Design, development and evaluation of a cognitive training platform through a brain-computer interface system.
In Spain, the percentage of people over 60 has doubled in less than three decades. According to estimates by the United Nations Department of Economy and Social Affairs (UNDESA, 2015), in 2050 the total number of people over 60 will represent 41.4% of the Spanish population, placing the country in fourth place among the world's oldest countries. This estimate highlights the need to take into account the major social and economic challenges arising from such a marked ageing of the population. One of the greatest problems associated with this situation is the progressive cognitive deterioration of this group (e.g., memory loss, attention, speed of information processing, coordination of movements, etc.). For these reasons, it is urgent to propose new methods and therapies that favour active ageing and make it possible to combat the effects of cognitive deterioration produced as a consequence of age.
Currently, the most used cognitive training techniques are based on the repetition of exercises focused on specific skills involving calculus, memory, mental agility, etcetera. Around all of these Brain Training exercises, numerous commercial applications and products have been developed that increasingly present an attractive aspect. However, despite the remarkable growth of this market, products based on Brain Training exercises are being scientifically questioned.

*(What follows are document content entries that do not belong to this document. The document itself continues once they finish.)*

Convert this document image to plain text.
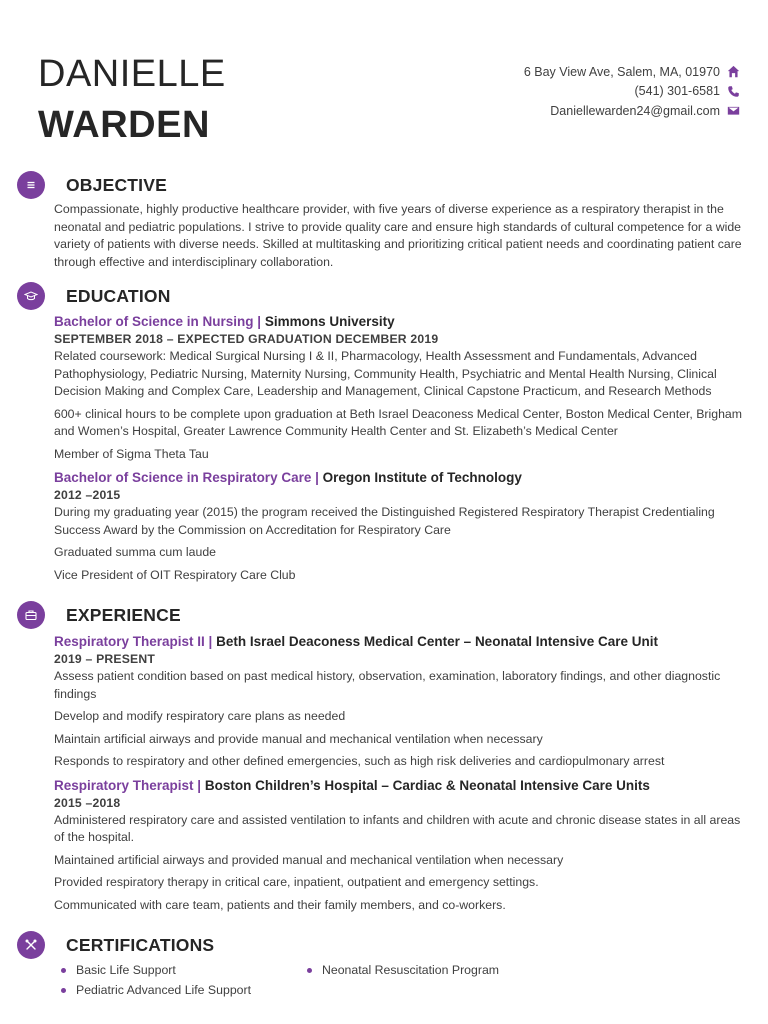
DANIELLE
WARDEN
6 Bay View Ave, Salem, MA, 01970
(541) 301-6581
Daniellewarden24@gmail.com
OBJECTIVE

Compassionate, highly productive healthcare provider, with five years of diverse experience as a respiratory therapist in the neonatal and pediatric populations. I strive to provide quality care and ensure high standards of cultural competence for a wide variety of patients with diverse needs. Skilled at multitasking and prioritizing critical patient needs and coordinating patient care through effective and interdisciplinary collaboration.

EDUCATION
Bachelor of Science in Nursing | Simmons University
SEPTEMBER 2018 – EXPECTED GRADUATION DECEMBER 2019

Related coursework: Medical Surgical Nursing I & II, Pharmacology, Health Assessment and Fundamentals, Advanced Pathophysiology, Pediatric Nursing, Maternity Nursing, Community Health, Psychiatric and Mental Health Nursing, Clinical Decision Making and Complex Care, Leadership and Management, Clinical Capstone Practicum, and Research Methods

600+ clinical hours to be complete upon graduation at Beth Israel Deaconess Medical Center, Boston Medical Center, Brigham and Women’s Hospital, Greater Lawrence Community Health Center and St. Elizabeth’s Medical Center

Member of Sigma Theta Tau

Bachelor of Science in Respiratory Care | Oregon Institute of Technology
2012 –2015

During my graduating year (2015) the program received the Distinguished Registered Respiratory Therapist Credentialing Success Award by the Commission on Accreditation for Respiratory Care

Graduated summa cum laude

Vice President of OIT Respiratory Care Club

EXPERIENCE
Respiratory Therapist II | Beth Israel Deaconess Medical Center – Neonatal Intensive Care Unit
2019 – PRESENT

Assess patient condition based on past medical history, observation, examination, laboratory findings, and other diagnostic findings

Develop and modify respiratory care plans as needed

Maintain artificial airways and provide manual and mechanical ventilation when necessary

Responds to respiratory and other defined emergencies, such as high risk deliveries and cardiopulmonary arrest

Respiratory Therapist | Boston Children’s Hospital – Cardiac & Neonatal Intensive Care Units
2015 –2018

Administered respiratory care and assisted ventilation to infants and children with acute and chronic disease states in all areas of the hospital.

Maintained artificial airways and provided manual and mechanical ventilation when necessary

Provided respiratory therapy in critical care, inpatient, outpatient and emergency settings.

Communicated with care team, patients and their family members, and co-workers.

CERTIFICATIONS
Basic Life Support
Pediatric Advanced Life Support
Neonatal Resuscitation Program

In fact, there is no scientific evidence to support their effectiveness in improving overall cognitive function. In addition, studies conducted by manufacturers ignore relevant aspects, such as the placebo effect; or confuse procedural learning with general and real cognitive improvement.
This scenario offers the opportunity to propose alternative technologies to combat these effects and to demonstrate their effectiveness scientifically. One of them could be Neurofeedback (NF), an experimental technique based on the hypothesis that a voluntary regulation of brain activity produces an improvement in certain cognitive functions. The user's goal during NF therapy is to modify their brain activity through different mental tasks to meet a pre-established goal. For this, the electroencephalogram (EEG) is used, placing a series of electrodes on the user's scalp. In summary, NF training uses the EEG signal to inform the user indirectly, through games or visual tasks, of their brain activity at all times. This feedback allows the user, therefore, to "learn" to modify their brain activity to achieve the goal of the task.
Currently, NF training is based on using rudimentary feedback: LED lights, simple tones, etc.; requiring between 30 and 50 training sessions before being able to detect changes in brain plasticity. Some studies suggest that changes in brain plasticity depend on the training protocol used, as well as the quality of feedback offered. In this sense, we believe that Brain-Computer Interface (BCI) systems can drastically improve the feedback offered to the user, strengthening the weakened cognitive functions in a few training sessions.
BCI systems allow applications or devices to be controlled solely by the user's brain waves, typically derived from the EEG. Because intentions or thoughts are not directly reflected in the EEG signal, BCI systems apply mathematical signal processing algorithms to extract certain characteristics that reflect changes in the signal, related to cognitive tasks. The feedback must therefore be related to the neuropsychological function you wish to work with.
The main objective of this research work is to design, develop and evaluate a BCI NF training platform to effectively combat the deterioration of cognitive functions produced by normal aging. To begin with, the cognitive functions to be improved will be identified. Subsequently, each of the functions will be related to one or more characteristics of the EEG, in order to select the appropriate feedback for the user. Finally, cognitive training tasks will be designed and developed to improve each of the objective cognitive functions. The tasks will be displayed in an Android Tablet, visually feedback to the user showing the increases and decreases of these features in real time. In this way, users will learn to regulate their own activity to achieve the goal of each task. This protocol will be evaluated with at least 20 people over the age of 60. Neuropsychological tests will be performed before and after the protocol on each of them, in order to identify whether training with the platform has produced improvements in objective cognitive functions.